I'm working with some USA medical claims data and was asked for a gaps in care report for members of the population with diabetes. The total population is around a million people, with tens of millions of claims. One of the gaps in care measures mentioned was "did the beneficiary have a foot exam in the past year?"

How do I identify diabetic foot exams/LOPS exams using claims data, CPT/ICD-10 codes, etc.? Is there a standard way of doing so in claims data? (I know it won't be perfect, but claims data never is)

Here's what I tried.

  • In the HEDIS Comprehensive Diabetic Care guidelines, foot exams aren't listed.
  • I found a reference that said to use the HCPCS/CPT codes G0245, G0246, and G0247. Unfortunately, none of the claims in my data have these codes, even though there are clearly diabetic beneficiaries in the data (they've filled relevant prescriptions, bought insulin pumps, had regular A1C screenings, etc.)
  • I've found references to CPT II codes, like 2028F, but my claims data don't have those.
  • There are MIPS guidelines that refer to G8404 and G2179, but barely any of those show up in the data either. Ditto for G9226.

1 Answer 1


The correct way to bill Medicare patients for a diabetic foot exam performed on the same calendar day as other service is no additional codes.
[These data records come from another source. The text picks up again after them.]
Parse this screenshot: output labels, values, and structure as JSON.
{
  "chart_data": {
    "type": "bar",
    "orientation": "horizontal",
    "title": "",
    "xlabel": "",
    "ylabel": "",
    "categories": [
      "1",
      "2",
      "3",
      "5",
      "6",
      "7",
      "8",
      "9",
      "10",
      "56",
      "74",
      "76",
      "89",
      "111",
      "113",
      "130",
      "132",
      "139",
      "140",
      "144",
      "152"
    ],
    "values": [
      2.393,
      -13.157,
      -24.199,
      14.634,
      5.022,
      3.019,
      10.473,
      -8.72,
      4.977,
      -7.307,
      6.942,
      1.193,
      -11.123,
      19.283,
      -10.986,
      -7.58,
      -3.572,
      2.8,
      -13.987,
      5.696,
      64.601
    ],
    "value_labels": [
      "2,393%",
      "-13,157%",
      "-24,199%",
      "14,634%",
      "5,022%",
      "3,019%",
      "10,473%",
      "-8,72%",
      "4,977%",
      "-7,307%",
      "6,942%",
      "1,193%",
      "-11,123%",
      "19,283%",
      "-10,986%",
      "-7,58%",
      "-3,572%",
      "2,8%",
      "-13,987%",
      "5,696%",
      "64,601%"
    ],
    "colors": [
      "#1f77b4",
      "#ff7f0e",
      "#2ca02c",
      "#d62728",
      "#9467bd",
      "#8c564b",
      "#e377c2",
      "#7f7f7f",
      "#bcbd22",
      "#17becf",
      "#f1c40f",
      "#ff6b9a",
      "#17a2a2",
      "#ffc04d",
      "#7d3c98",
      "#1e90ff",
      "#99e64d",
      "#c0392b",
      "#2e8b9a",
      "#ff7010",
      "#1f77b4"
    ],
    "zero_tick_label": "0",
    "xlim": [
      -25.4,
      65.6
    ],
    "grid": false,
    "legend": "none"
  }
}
From the American Academy of Family Physicians:

Medicare does not allow for separate payment of an E/M code and a diabetic foot evaluation on the same date. Should you provide a diabetic foot exam to a patient with a documented diagnosis of diabetic sensory neuropathy and loss of protective sensation and not provide significant other E/M services on the same date, it may be beneficial to report this using the codes for the diabetic foot evaluation and treatment.

The payment for the diabetic foot exam is included as part of the reimbursement for the regular visit.

Other payers may theoretically cover this service on the same calendar day, but in my experience, most payers follow Medicare. Thus, because Medicare does not cover paying for the extra service code, physicians are likely not in the habit of spending time applying a code that will not be reimbursed.

You will have to find another way to identify this gap in care.

  • Thank you. The last paragraph in that section says that "HCPCS codes G0245 (initial service) and G0246 (follow-up service) should be reported. Code G0247 may be reported on the same date if the physician also performs routine foot care including local wound care, debridement of corns and calluses, and trimming and debridement of nails. The following diagnosis codes should be reported in conjunction with this benefit: 250.60, 250.61, 250.62, 250.63 and 357.2." but even though the codes for reporting this technically exist and "should be reported", this explains why physicians rarely do so.
    – Michael A
    Commented Sep 8, 2021 at 20:02
  • I had hoped that the reporting guidelines would have been updated since that article was published a while ago but it seems unfortunately not.